Выбрать главу
Вы взяли немецкого малость, хотя бы и больше могли, чтоб им не одним доставалась ученая важность земли.
Ты, пахнущий прелой овчиной и дедовским острым кваском, писался и черной лучиной, и белым лебяжьим пером.
Ты — выше цены и расценки — в году сорок первом, потом писался в немецком застенке на слабой известке гвоздем.
Владыки и те исчезали мгновенно и наверняка, когда невзначай посягали на русскую суть языка.
1945–1966

200. МАШЕНЬКА

Происходило это, как ни странно, не там, где бьет по берегу прибой, не в Дании старинной и туманной, а в заводском поселке под Москвой.
Там жило, вероятно, тысяч десять, я не считал, но полагаю так.

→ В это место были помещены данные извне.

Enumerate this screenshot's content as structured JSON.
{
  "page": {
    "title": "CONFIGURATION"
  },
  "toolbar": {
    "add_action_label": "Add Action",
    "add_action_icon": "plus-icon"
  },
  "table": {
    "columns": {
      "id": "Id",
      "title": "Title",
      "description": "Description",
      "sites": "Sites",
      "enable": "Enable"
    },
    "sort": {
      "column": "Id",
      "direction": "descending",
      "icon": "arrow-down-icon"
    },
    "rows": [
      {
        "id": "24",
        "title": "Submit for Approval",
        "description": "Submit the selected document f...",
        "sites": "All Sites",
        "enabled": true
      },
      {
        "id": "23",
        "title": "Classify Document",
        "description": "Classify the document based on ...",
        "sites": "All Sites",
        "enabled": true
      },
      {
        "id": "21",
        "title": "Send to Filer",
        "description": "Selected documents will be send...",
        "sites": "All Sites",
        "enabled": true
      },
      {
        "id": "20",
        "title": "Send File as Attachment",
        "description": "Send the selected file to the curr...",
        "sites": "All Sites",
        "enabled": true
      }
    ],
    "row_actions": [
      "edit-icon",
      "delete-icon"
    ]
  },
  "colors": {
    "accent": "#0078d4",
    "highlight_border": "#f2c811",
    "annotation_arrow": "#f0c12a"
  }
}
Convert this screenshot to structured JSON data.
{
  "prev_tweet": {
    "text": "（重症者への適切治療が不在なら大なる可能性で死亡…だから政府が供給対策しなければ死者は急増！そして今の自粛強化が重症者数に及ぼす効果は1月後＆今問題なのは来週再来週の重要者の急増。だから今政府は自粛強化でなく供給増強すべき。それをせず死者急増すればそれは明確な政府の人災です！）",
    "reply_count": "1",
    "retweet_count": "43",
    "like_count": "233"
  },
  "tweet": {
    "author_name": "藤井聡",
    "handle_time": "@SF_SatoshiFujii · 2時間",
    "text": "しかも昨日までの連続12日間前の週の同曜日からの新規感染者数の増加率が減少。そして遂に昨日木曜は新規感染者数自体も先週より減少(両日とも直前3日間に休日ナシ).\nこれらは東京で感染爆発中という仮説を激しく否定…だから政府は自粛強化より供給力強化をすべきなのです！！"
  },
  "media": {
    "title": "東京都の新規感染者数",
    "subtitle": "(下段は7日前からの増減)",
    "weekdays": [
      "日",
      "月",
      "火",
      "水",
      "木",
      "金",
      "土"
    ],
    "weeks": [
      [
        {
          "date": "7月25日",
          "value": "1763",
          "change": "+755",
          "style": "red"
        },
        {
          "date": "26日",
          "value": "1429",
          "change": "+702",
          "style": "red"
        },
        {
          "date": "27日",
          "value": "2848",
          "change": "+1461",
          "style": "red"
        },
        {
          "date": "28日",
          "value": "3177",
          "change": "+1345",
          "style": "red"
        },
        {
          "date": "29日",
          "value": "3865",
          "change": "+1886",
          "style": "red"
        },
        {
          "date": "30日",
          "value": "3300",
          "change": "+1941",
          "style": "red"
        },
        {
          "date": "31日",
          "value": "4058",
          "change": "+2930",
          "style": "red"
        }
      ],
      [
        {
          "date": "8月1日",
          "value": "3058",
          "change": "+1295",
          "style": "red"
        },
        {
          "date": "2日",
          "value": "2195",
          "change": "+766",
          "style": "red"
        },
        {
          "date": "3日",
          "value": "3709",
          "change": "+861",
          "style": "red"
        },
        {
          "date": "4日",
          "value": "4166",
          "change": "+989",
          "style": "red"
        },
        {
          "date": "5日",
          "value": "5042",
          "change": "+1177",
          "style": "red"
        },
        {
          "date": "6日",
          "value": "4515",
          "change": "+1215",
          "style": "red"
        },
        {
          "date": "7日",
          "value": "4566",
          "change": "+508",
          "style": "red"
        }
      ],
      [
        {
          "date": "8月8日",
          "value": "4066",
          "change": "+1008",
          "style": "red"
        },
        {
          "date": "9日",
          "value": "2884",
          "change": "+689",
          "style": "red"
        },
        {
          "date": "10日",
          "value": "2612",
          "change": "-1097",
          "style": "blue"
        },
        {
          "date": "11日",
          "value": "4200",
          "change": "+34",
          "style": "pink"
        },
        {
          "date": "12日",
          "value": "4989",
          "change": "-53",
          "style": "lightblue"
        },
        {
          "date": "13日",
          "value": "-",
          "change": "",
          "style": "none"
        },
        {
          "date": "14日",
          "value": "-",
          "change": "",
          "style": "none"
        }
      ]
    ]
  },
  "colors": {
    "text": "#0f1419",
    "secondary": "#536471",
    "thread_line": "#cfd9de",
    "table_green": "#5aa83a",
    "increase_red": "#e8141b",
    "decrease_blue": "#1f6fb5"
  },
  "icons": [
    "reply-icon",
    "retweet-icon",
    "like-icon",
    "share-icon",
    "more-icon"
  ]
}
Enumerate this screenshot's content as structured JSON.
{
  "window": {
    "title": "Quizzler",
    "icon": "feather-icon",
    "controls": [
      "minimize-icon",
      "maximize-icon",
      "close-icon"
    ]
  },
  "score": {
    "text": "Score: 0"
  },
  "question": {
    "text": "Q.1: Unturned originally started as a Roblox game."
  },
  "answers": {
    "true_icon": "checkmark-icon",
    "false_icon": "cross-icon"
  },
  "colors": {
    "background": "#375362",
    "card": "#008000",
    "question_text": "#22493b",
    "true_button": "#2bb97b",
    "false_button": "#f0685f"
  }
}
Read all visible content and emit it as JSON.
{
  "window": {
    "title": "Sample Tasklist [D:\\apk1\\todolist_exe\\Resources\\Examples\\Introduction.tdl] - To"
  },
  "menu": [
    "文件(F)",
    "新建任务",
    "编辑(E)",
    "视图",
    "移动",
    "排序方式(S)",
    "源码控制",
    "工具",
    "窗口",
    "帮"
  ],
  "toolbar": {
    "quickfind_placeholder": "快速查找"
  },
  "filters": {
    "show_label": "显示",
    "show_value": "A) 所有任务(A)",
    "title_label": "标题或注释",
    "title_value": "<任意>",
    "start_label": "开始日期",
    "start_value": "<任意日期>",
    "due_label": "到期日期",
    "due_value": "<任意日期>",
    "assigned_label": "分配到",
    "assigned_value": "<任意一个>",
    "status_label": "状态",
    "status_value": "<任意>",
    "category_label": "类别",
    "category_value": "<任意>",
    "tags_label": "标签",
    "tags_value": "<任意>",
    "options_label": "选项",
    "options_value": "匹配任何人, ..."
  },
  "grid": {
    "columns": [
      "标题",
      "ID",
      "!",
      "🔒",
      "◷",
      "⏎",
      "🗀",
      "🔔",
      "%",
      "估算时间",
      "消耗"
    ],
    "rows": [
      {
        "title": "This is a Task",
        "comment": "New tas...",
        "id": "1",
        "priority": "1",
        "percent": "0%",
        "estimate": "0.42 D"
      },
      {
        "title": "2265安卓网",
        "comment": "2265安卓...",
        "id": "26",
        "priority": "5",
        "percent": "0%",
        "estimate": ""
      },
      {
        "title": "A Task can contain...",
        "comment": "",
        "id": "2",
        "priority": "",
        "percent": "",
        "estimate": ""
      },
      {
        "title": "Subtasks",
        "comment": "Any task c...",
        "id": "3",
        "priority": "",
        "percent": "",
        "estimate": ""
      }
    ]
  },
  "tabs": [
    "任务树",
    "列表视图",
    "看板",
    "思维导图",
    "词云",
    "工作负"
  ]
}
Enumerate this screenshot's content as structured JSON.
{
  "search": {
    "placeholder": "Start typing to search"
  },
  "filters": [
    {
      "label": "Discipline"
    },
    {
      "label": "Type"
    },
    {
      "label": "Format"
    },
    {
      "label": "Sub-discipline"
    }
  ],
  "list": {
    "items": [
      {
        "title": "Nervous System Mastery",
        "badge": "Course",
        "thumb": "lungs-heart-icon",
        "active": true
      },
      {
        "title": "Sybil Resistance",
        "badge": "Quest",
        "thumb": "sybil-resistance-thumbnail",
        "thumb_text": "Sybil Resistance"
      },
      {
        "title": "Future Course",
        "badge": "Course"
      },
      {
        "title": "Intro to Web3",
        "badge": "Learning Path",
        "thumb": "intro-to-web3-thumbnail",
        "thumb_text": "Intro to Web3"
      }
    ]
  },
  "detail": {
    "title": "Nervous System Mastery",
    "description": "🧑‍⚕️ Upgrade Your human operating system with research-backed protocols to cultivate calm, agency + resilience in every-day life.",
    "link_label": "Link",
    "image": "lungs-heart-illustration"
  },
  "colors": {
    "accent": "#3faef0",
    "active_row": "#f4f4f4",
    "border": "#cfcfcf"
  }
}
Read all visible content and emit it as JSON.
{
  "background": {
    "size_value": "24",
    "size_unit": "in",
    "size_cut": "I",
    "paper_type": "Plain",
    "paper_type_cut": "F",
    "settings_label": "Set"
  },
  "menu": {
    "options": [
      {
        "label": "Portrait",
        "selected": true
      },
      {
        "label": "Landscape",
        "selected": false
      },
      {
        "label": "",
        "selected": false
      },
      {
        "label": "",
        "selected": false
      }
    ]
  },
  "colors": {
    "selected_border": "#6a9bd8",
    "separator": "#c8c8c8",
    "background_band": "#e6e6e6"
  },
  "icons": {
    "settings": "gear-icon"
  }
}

На карте мира, если карту взвесить, поселок этот — ерунда, пустяк.
Но там была на месте влажной рощи, на нет сведенной тщанием людей, как и в столицах, собственная площадь и белый клуб, поставленный на ней.
И в этом клубе, так уж было надо, — нам отставать от жизни не с руки, — кино крутилось, делались доклады и занимались всякие кружки.
Они трудились, в общем, не бесславно, тянули все, кто как умел и мог.
Но был средь них как главный между равных, бесспорно, драматический кружок.
Застенчива и хороша собою, как стеклышко весеннее светла, его премьершей и его душою у нас в то время Машенька была.
На шаткой сцене зрительного зала, на фоне намалеванных небес она, светясь от радости, играла чекисток, комсомолок и принцесс.
Лукавый взгляд, и зыбкая походка, и голосок, волнительный насквозь… Мещаночка, девчонка, счетоводка, — нельзя понять, откуда что бралось?
Ей помогало чувствовать событья, произносить высокие слова не мастерство, а детское наитье, что иногда сильнее мастерства.
С естественной смущенностью и болью, от ощущенья жизни весела, она не то чтобы вживалась в роли, она ролями этими жила.
А я в те дни, не требуя поблажки, вертясь, как черт, с блокнотом и пером, работал в заводской многотиражке ответственным ее секретарем.
Естественно при этой обстановке, что я, отнюдь не жулик и нахал, по простоте на эти постановки огромные рецензии писал.
Они воспринимались с интересом и попадали в цель наверняка лишь потому, что остальная пресса не замечала нашего кружка.
Не раз, не раз — солгать я не посмею — сам режиссер дарил улыбку мне: Василь Васильич с бабочкой на шее, в качаловском блистающем пенсне.
Я Машеньку и ныне вспоминаю на склоне лет, в другом краю страны. Любил ли я ее?                         Теперь не знаю,— мы были все в ту пору влюблены.
Я вспоминаю не без нежной боли тот грузовик давно ушедших дней, в котором нас возили на гастроли по ближним клубам юности моей.
И шум кулис, и дружный шепот в зале, и вызовы по многу раз подряд, и ужины, какие нам давали в ночных столовках — столько лет назад!
Но вот однажды…                            Понимает каждый или поймет, когда настанет час, что в жизни всё случается однажды, единожды и, в общем, только раз.
Дают звонки. Уже четвертый сдуру. Партер гудит. Погашен в зале свет. Оркестрик наш закончил увертюру. Пора! Пора!                     А Машеньки всё нет.
Василь Васильич донельзя расстроен, он побледнел и даже спал с лица, как поседелый в грозных битвах воин, увидевший предательство юнца.
Снимают грим кружковцы остальные. Ушел партер, и опустел балкон. Так в этот день безрадостный — впервые спектакль был позорно отменен.